Cracking renewable energy challenge
Renewable energy has long been considered a key enabler of sustainable fuel production. However, traditional e-fuel processes struggle with one major roadblock: the intermittent nature of wind and solar power. Conventional SAF production methods require a steady electricity and hydrogen supply, making them costly and inefficient when renewable energy availability fluctuates.
Spark’s breakthrough technology decouples key production steps, ensuring seamless adaptation to daily and seasonal changes in renewable energy input. This demand-responsive approach allows Spark to produce e-fuels at a lower cost and higher yield, without the need for expensive hydrogen storage or grid infrastructure.
Scaling sustainable aviation fuel
With aviation accounting for 2-3% of global CO₂ emissions, transitioning to SAF is critical for meeting global net-zero targets. However, production remains far below demand. The $50 billion investment pipeline into SAFs signals strong industry confidence, but scaling cost-efficient production remains the missing link.
Founded by Arno Zimmermann, Julia Bauer, and Mathias Bösl in 2022 in Berlin, Spark’s modular e-fuel production technology directly addresses this challenge. By ensuring efficient fuel synthesis under variable renewable power conditions, the company is unlocking the potential for large-scale SAF deployment, making green aviation a reality sooner than expected.

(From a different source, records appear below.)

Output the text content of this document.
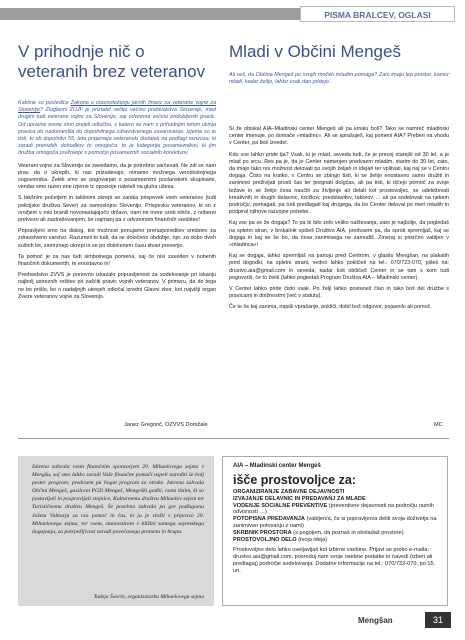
PISMA BRALCEV, OGLASI
V prihodnje nič o veteranih brez veteranov

Kakšne so posledice Zakona o uravnoteženju javnih financ za veterane vojne za Slovenijo? Zloglasni ZUJF je prizadel veliko večino prebivalstva Slovenije, med drugim tudi veterane vojne za Slovenijo, saj odvzema večino pridobljenih pravic. Od upravne enote smo prejeli odločbo, s katero se nam s prihodnjim letom ukinja pravica do nadomestila do dopolnilnega zdravstvenega zavarovanja. Izjeme so le tisti, ki ob dopolnitvi 55. leta prejemajo veteranski dodatek na podlagi cenzusa, ki zaradi prenizkih dohodkov to omogoča; to je kategorija posameznikov, ki jim družba omogoča preživetje s pomočjo posameznih socialnih korektivov.

Veterani vojne za Slovenijo se zavedamo, da je potrebno varčevati. Ne zdi se nam prav, da o ukrepih, ki nas prizadevajo, nimamo možnega verodostojnega sogovornika. Želeli smo se pogovarjati s posameznimi poslanskimi skupinami, vendar smo razen ene izjeme iz opozicije naleteli na gluha ušesa.

S takšnim početjem in takšnimi ukrepi se zanika prispevek vseh veteranov (tudi policijske društva Sever) za samostojno Slovenijo. Prispevka veteranov, ki so z orožjem v roki branili novonastajajočo državo, nam ne more vzeti nihče, z nobeno pretvezo ali zastrašovanjem, še najmanj pa z odvzemom finančnih sredstev!

Pripravljeni smo na dialog, kot možnost ponujamo prerazporeditev sredstev za zdravstveno varstvo. Razumeli bi tudi, da se določeno obdobje, npr. za dobo dveh sušnih let, zamrznejo ukrepi in se po določenem času stvari preverijo.

Ta pomoč je za nas tudi simbolnega pomena, saj če nisi zaveden v nobenih finančnih dokumentih, te enostavno ni!

Predsedstvo ZVVS je ponovno izkazalo pripravljenost za sodelovanje pri iskanju najbolj ustreznih rešitev pri zaščiti pravic vojnih veteranov. V primeru, da do tega ne bo prišlo, bo o nadaljnjih ukrepih odločal izredni Glavni zbor, kot najvišji organ Zveze veteranov vojne za Slovenijo.

Janez Gregorič, OZVVS Domžale
Mladi v Občini Mengeš
Ali veš, da Občina Mengeš po svojih močeh mladim pomaga? Zato imajo lep prostor, kamor mladi, kadar želijo, lahko vsak dan pridejo.

Si že obiskal AIA–Mladinski center Mengeš ali pa kmalu boš? Tako se namreč mladinski center imenuje, po domače »mladinc«. Ali se sprašuješ, kaj pomeni AIA? Preberi na vhodu v Center, pa boš izvedel.

Kdo vse lahko pride tja? Vsak, ki je mlad, seveda tudi, če je precej starejši od 30 let, a je mlad po srcu. Res pa je, da je Center namenjen predvsem mladim, starim do 30 let, zato, da imajo tako res možnost delovati po svojih željah in idejah ter vpliivati, kaj naj se v Centru dogaja. Čisto na kratko, v Centru se zbirajo tisti, ki se želijo enostavno samo družiti in zanimivo preživljati prosti čas ter pregnati dolgčas, ali pa tisti, ki iščejo pomoč za svoje težave in se želijo česa naučiti za življenje ali delati kot prostovoljec, se udeleževati kreativnih in drugih delavnic, krožkov, predstavitev, taborov … ali pa sodelovati na nekem področju, pomagati, pa tudi predlagati kaj drugega, da bo Center deloval po meri mladih in podpiral njihove razvojne potrebe.

Kaj vse pa se že dogaja? To pa bi bilo zelo veliko naštevanja, zato je najbolje, da pogledaš na spletni stran, v brskalnik vpišeš Društvo AIA, predvsem pa, da sproti spremljaš, kaj se dogaja in kaj se še bo, da česa zanimivega ne zamudiš. Zmeraj si prisrčno vabljen v »mladinca«!

Kaj se dogaja, lahko spremljaš na panoju pred Centrom, v glasilu Mengšan, na plakatih pred dogodki, na spletni strani, vedno lahko pokličeš na tel.: 070/723-070, pišeš na: drustvo.aia@gmail.com in seveda, kadar koli obiščeš Center in se tam s kom tudi pogovoriš, če to želiš (lahko pogledaš Program Društva AIA – Mladinski center).

V Center lahko pride čisto vsak. Po želji lahko postaneš član in tako boš del družbe s pravicami in dolžnostmi (več v statutu).

Če te še kaj zanima, napiši vprašanje, pokliči, dobil boš odgovor, pojasnilo ali pomoč.

MC
Iskrena zahvala vsem finančnim sponzorjem 20. Mihaelovega sejma v Mengšu, saj smo lahko zaradi Vaše finančne pomoči uspeli narediti še bolj pester program, predvsem pa bogat program za otroke. Iskrena zahvala Občini Mengeš, gasilcem PGD Mengeš, Mengeški godbi, vsem tistim, ki so postavljali in pospravljali stojnice, Kulturnemu društvu Mihaelov sejem ter Turističnemu društvu Mengeš. Še posebna zahvala pa gre podžupanu Jožetu Vahtarju za vso pomoč in čas, ki ju je vložil v pripravo 20. Mihaelovega sejma, ter vsem, stanovalcem v bližini samega sejemskega dogajanja, za potrpežljivost zaradi povečanega prometa in hrupa.
Tadeja Šavrin, organizatorka Mihaelovega sejma
AIA – Mladinski center Mengeš
išče prostovoljce za:
ORGANIZIRANJE ZABAVNE DEJAVNOSTI
IZVAJANJE DELAVNIC IN PREDAVANJ ZA MLADE
VODENJE SOCIALNE PREVENTIVE (preventivne dejavnosti na področju raznih odvisnosti …)
POTOPISNA PREDAVANJA (vabljen/a, če si popravljen/a deliti svoja doživetja na zanimiven potovanju z nami)
SKRBNIK PROSTORA (s pogojem, da poznaš in obvladaš prostore)
PROSTOVOLJNO DELO (tvoja ideja)
Prostovoljno delo lahko uveljavljaš kot izbirne vsebine. Prijavi se preko e-maila: drustvo.aia@gmail.com, posreduj nam svoje osebne podatke in navedi (izberi ali predlagaj) področje sodelovanja. Dodatne informacije na tel.: 070/732-070, po 15. uri.
Mengšan	31
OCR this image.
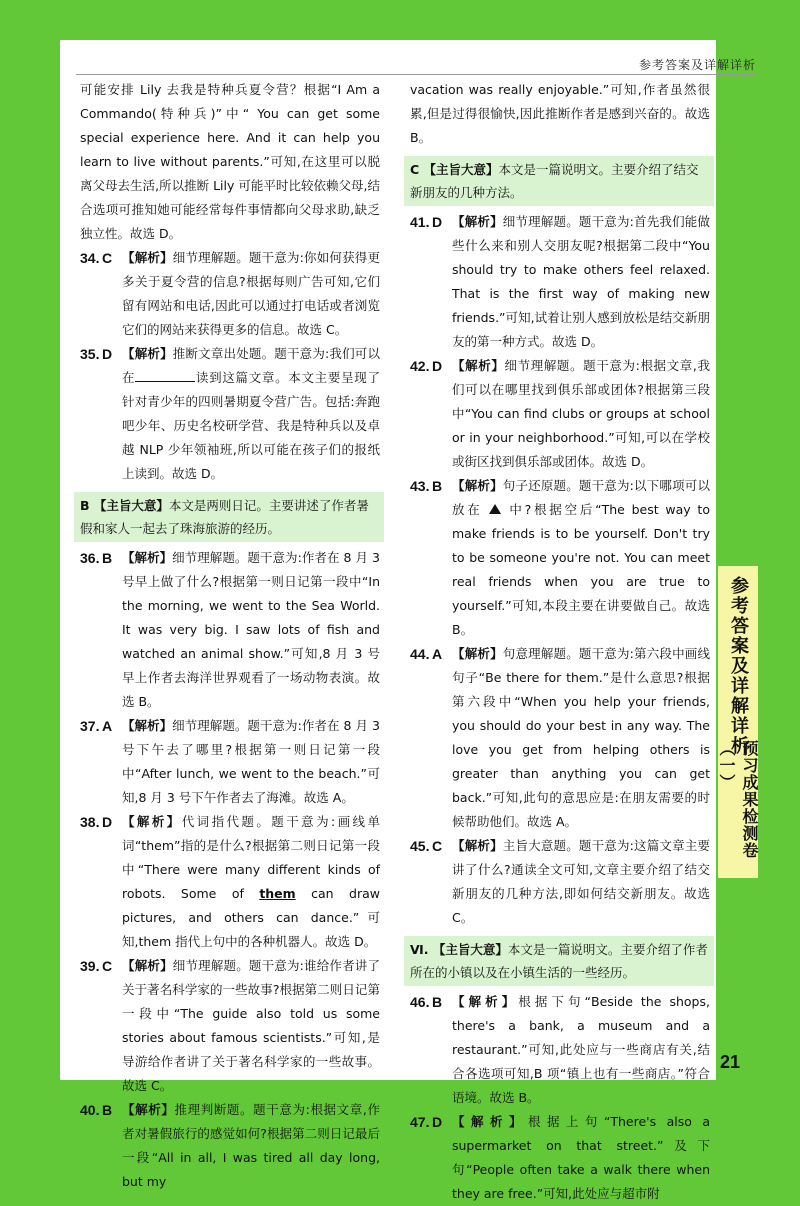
参考答案及详解详析

可能安排 Lily 去我是特种兵夏令营？根据“I Am a Commando(特种兵)”中“ You can get some special experience here. And it can help you learn to live without parents.”可知,在这里可以脱离父母去生活,所以推断 Lily 可能平时比较依赖父母,结合选项可推知她可能经常每件事情都向父母求助,缺乏独立性。故选 D。

34. C 【解析】细节理解题。题干意为:你如何获得更多关于夏令营的信息?根据每则广告可知,它们留有网站和电话,因此可以通过打电话或者浏览它们的网站来获得更多的信息。故选 C。
35. D 【解析】推断文章出处题。题干意为:我们可以在	读到这篇文章。本文主要呈现了针对青少年的四则暑期夏令营广告。包括:奔跑吧少年、历史名校研学营、我是特种兵以及卓越 NLP 少年领袖班,所以可能在孩子们的报纸上读到。故选 D。
B 【主旨大意】本文是两则日记。主要讲述了作者暑假和家人一起去了珠海旅游的经历。
36. B 【解析】细节理解题。题干意为:作者在 8 月 3 号早上做了什么?根据第一则日记第一段中“In the morning, we went to the Sea World. It was very big. I saw lots of fish and watched an animal show.”可知,8 月 3 号早上作者去海洋世界观看了一场动物表演。故选 B。
37. A 【解析】细节理解题。题干意为:作者在 8 月 3 号下午去了哪里?根据第一则日记第一段中“After lunch, we went to the beach.”可知,8 月 3 号下午作者去了海滩。故选 A。
38. D 【解析】代词指代题。题干意为:画线单词“them”指的是什么?根据第二则日记第一段中“There were many different kinds of robots. Some of them can draw pictures, and others can dance.”可知,them 指代上句中的各种机器人。故选 D。
39. C 【解析】细节理解题。题干意为:谁给作者讲了关于著名科学家的一些故事?根据第二则日记第一段中“The guide also told us some stories about famous scientists.”可知,是导游给作者讲了关于著名科学家的一些故事。故选 C。
40. B 【解析】推理判断题。题干意为:根据文章,作者对暑假旅行的感觉如何?根据第二则日记最后一段“All in all, I was tired all day long, but my

vacation was really enjoyable.”可知,作者虽然很累,但是过得很愉快,因此推断作者是感到兴奋的。故选 B。

C 【主旨大意】本文是一篇说明文。主要介绍了结交新朋友的几种方法。
41. D 【解析】细节理解题。题干意为:首先我们能做些什么来和别人交朋友呢?根据第二段中“You should try to make others feel relaxed. That is the first way of making new friends.”可知,试着让别人感到放松是结交新朋友的第一种方式。故选 D。
42. D 【解析】细节理解题。题干意为:根据文章,我们可以在哪里找到俱乐部或团体?根据第三段中“You can find clubs or groups at school or in your neighborhood.”可知,可以在学校或街区找到俱乐部或团体。故选 D。
43. B 【解析】句子还原题。题干意为:以下哪项可以放在 中?根据空后“The best way to make friends is to be yourself. Don't try to be someone you're not. You can meet real friends when you are true to yourself.”可知,本段主要在讲要做自己。故选 B。
44. A 【解析】句意理解题。题干意为:第六段中画线句子“Be there for them.”是什么意思?根据第六段中“When you help your friends, you should do your best in any way. The love you get from helping others is greater than anything you can get back.”可知,此句的意思应是:在朋友需要的时候帮助他们。故选 A。
45. C 【解析】主旨大意题。题干意为:这篇文章主要讲了什么?通读全文可知,文章主要介绍了结交新朋友的几种方法,即如何结交新朋友。故选 C。
Ⅵ. 【主旨大意】本文是一篇说明文。主要介绍了作者所在的小镇以及在小镇生活的一些经历。
46. B 【解析】根据下句“Beside the shops, there's a bank, a museum and a restaurant.”可知,此处应与一些商店有关,结合各选项可知,B 项“镇上也有一些商店。”符合语境。故选 B。
47. D 【解析】根据上句“There's also a supermarket on that street.”及下句“People often take a walk there when they are free.”可知,此处应与超市附
参考答案及详解详析
预习成果检测卷（一）
21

While Spark’s core focus is net-zero aviation, its technology has broader implications. The chemical industry, the second-largest industrial greenhouse gas emitter after steel, is undergoing an urgent transition toward electrification. As manufacturers shift to renewable energy, they must navigate the same challenge of fluctuating power availability.
Spark’s demand-responsive production approach offers a scalable solution for integrating renewable energy into industrial processes, helping chemical manufacturers achieve net-zero emissions by 2050.
Recognised for innovation
Beyond investor confidence, Spark has also received public recognition for its work. The company has secured approximately €300K in grants and won the 2024 UpLink Sustainable Aviation Challenge by the World Economic Forum. This award highlights transformative technologies driving aviation decarbonisation, further solidifying its role as a leader in next-generation SAF production.
A game-changer for green aviation
The aviation sector cannot decarbonise without a radical shift in fuel production methods. Spark e-Fuels is emerging as a key enabler of this shift, proving that SAF can be produced at scale, at lower costs, and entirely powered by renewables. Its modular, renewable-powered e-fuel production system could soon redefine SAF affordability and availability, bridging the gap between ambition and execution in the aviation industry’s net-zero transition.
By tackling the industry’s biggest hurdles, it is well on its way to reshaping the future of sustainable aviation.
“For sustainable aviation fuel to become the industry standard, production must be both scalable and cost-competitive. Our technology unlocks this potential by integrating renewable energy in a demand-responsive way,” said Mathias Bösl, CEO and co-founder of Spark e-Fuels.
“We were drawn to Spark’s ability to integrate renewable energy into chemical production in a demand-responsive way. This approach is not only essential for SAF but has wider applications across the chemical industry, which must decarbonise rapidly,” added Isabella Fandrych, General Partner at Nucleus Capital.